Is there a growing unwillingness to respect double tax treaty provisions by revenue agencies and courts around the world? Or is it simply a matter of incorrect interpretation of treaty provisions that has foreign business owners becoming concerned their treaty benefits are at risk? Foreign investors need to be able to rely on double tax treaty protection and the benefits it provides.
One provision that adds to this uncertainty is the anti-discrimination provision. This provision, in brief, is meant to put domestic and foreign companies on the same footing, by prohibiting imposition of tax or denial of a treaty benefit, on a foreign company that is more burdensome than experienced by the domestic company, in the same circumstances. In 2011, in a dispute before the Tax Court of Canada looked at anti-discrimination provision in the Canada – UK Double Tax Treaty where a UK company doing business in Canada through a permanent establishment, incurred capital losses of over $7 million. Another UK company, also doing business in Canada through a permanent establishment, purchased all the outstanding shares and wound up the company. The purchaser deducted the acquired company’s losses over a three year period.

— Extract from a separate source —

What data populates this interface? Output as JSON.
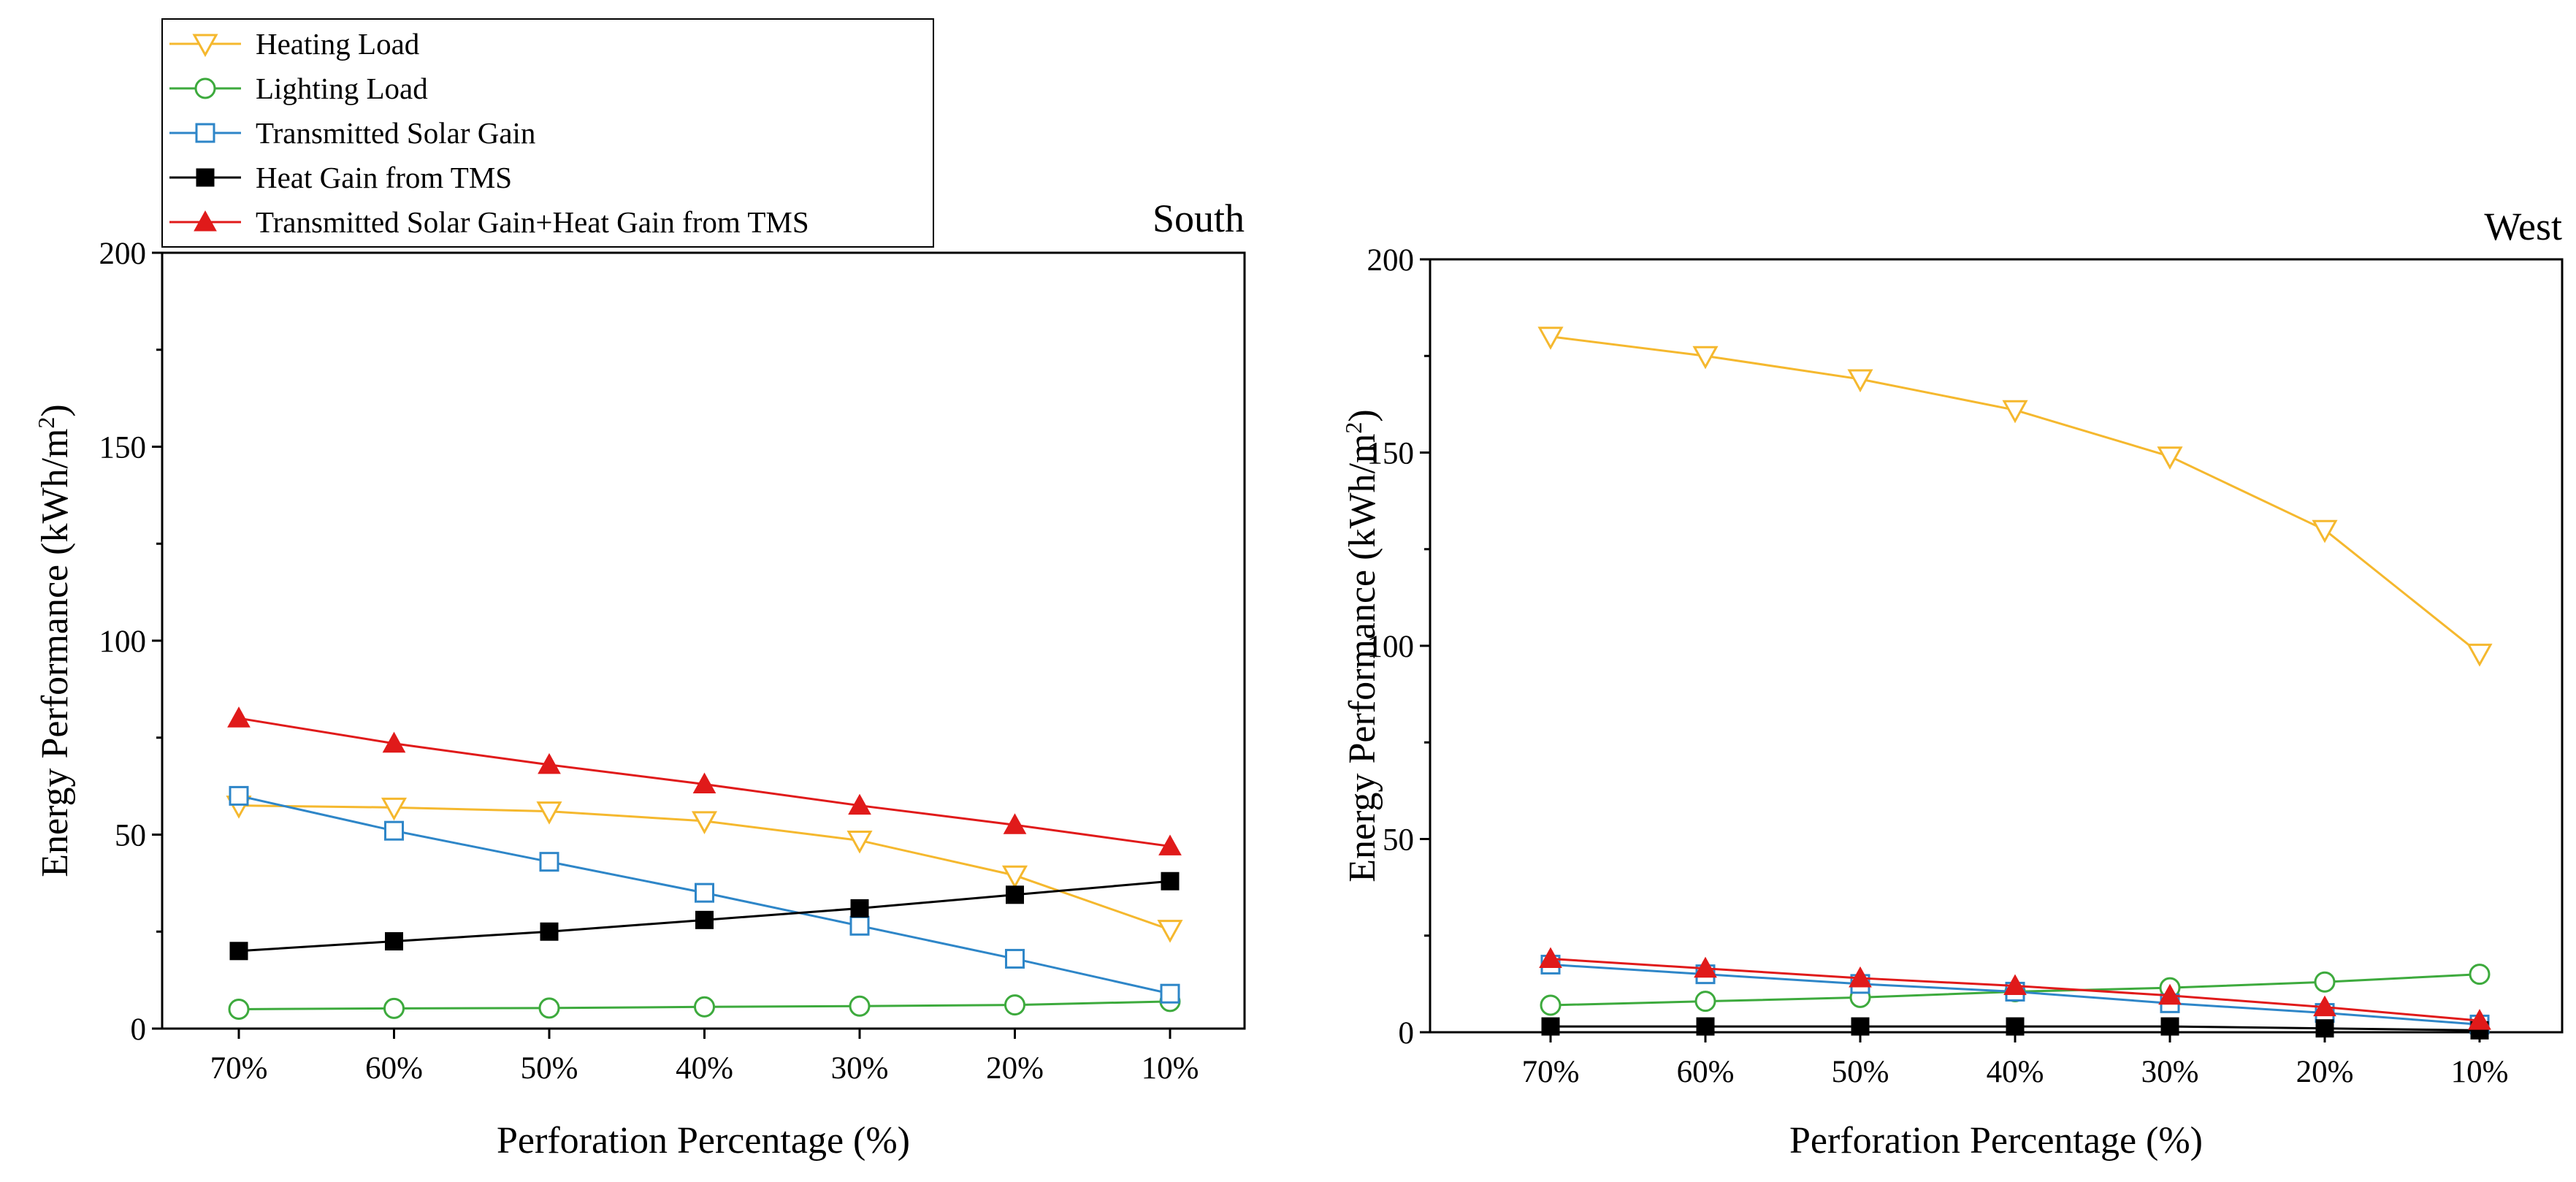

The Minister of National Revenue denied the deductions, claiming that neither company was a Canadian company and were therefore not entitled to the deduction. The Canadian court, in making its determination, considered a similar case before the New Zealand Court of Appeal, and held that discrimination based on residence does not amount to discrimination.
In another case, in Russia this time, the issue was the application of thin-capitalization rules to foreign held companies. Ordinarily, thin-cap rules disallow interest under group financing or guaranteed third party borrowings unless proven to be at arm’s length. Unfortunately, thin-cap rules are now being applied regardless of proof that such debt is held at arm’s length and in contravention of the anti-discrimination provision.
In China, the State Tax Administration has been grappling with standardizing interpretation across its many local tax bureaus. It issued guidelines for determining the beneficial ownership status of an foreign entity. This qualification allows some foreign companies to reclaim a portion of the dividend tax they pay. The guidelines have given rise to additional uncertainties in terms of implementation. A safe harbor was created for listed companies, but uncertainty remains. Unlisted companies are not covered by the safe harbor, without treaty benefits foreign companies pay a ten percent dividend tax, bring the total effective tax rate to approximately 32.5%.
Saudi Arabia has recently issued guidance, Circular No. 5068/16/1434, to ease confusion regarding Saudi Arabian entities that file a claim for reduced withholding tax paid to a nonresident company. The guidance outlines the steps necessary to claim the reduced withholding tax. This is gives foreign investors the confidence that comes with certainty in application of the law.
Double tax treaties have the effect of limiting the sovereign authority of the state to tax income at the source. Where the right to tax is reserved under the double tax treaty, but not in the relevant domestic tax code, the treaty should not be applied as an expansion of the domestic tax code to provide for additional taxation on foreign held companies, nor should treaty benefits be stripped. Regrettably, double tax treaties provisions can be disregarded or misinterpreted. The key is to be prepared, understand local interpretation, maintain required formalities and keep an eye on changes in enforcement of local tax codes.